The literature does not acknowledge that fundamental political obstacles, especially lack of effective demand and pressure for these solutions, are at the heart of the problem.  As is evident from the history of failed programs to improve education and R&D, political will to invest in such public goods is in short supply.  Politicians are rarely willing to forgo the short-term political benefits of satisfying entrenched interest groups for the long-term developmental benefits of creating institutions capable of helping the broader citizenry to upgrade its capacity for technology absorption.  A core reason for this lack of political will is the weakness of the societal constituencies that might demand the necessary policies and effective institutions.  Our research indicates that relations among key societal actors in middle-income countries are less amenable to building the consensus that economists advocate. In a recent article, we argue that the same conditions that facilitated or accompanied movement to middle-income status – such as foreign investment, low-skilled and low-paid work, inequality, and informality – have generated political cleavages that impede upgrading policies and the construction of institutions necessary to implement them.  This fragmentation is why the trap is a trap. Three lines of fragmentation are key:

  • Big business is divided between foreign and domestic firms. The former can undertake productivity-improving measures in-house and/or at their home headquarters, whereas local firms tend to focus in non-tradeable services and commodities whose demand for better training and R&D is lower than in manufacturing.
  • Labor is fractured between formal and large, growing informal sectors. Enjoying longer job tenure and on-the-job training for specific skills, formal workers have little interest in broader skills development.  Informal workers, on the other hand, constantly shift jobs and would prefer investments in vocational institutions offering general training.
  • These societies remain overall less equal and, as is now well known, inequality undermines the will and capacity to provide broad public goods such as quality universal education and support for technology development.

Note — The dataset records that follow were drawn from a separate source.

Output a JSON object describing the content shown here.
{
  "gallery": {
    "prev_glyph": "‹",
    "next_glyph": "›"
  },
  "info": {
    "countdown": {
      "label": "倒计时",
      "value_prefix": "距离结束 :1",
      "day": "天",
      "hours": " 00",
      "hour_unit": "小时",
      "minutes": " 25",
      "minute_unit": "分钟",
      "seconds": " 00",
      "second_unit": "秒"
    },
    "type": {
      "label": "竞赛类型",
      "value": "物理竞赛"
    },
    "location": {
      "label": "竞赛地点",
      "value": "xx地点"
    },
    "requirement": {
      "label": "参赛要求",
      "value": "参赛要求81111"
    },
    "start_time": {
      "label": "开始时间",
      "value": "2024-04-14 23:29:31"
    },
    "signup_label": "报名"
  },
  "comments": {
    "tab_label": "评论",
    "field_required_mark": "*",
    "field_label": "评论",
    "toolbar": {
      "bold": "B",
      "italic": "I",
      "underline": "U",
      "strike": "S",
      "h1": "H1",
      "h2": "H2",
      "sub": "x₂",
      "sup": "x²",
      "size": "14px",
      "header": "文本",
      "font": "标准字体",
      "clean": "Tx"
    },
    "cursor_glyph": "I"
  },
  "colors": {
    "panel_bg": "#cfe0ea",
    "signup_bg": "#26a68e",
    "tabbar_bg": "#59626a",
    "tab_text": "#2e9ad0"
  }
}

 Pro-growth coalitions of various types have been key to productivity improvements in now-high income East Asian countries, such as Korea and Taiwan.  The fact that these countries had stronger (and more autocratic) governments does not preclude developing or building on such coalitions in countries with messier political systems and weaker bureaucracies.  First, leaders can build on sectoral pockets of high productivity, such as aquaculture in Chile, wine in Argentina (and rubber in Malaysia).  Second, international and regional institutions can help supplement demands for skills by supporting programs that focus on technical and vocational institutions that actually meet and are linked to employers’ needs.  Third, organizations such as the ILO can promote business associations that represent the local firms for whom collective technical training and R&D are especially important.

August 22, 2016

* Rick Doner and Ben Ross Schneider teach political science at Emory University and MIT, respectively.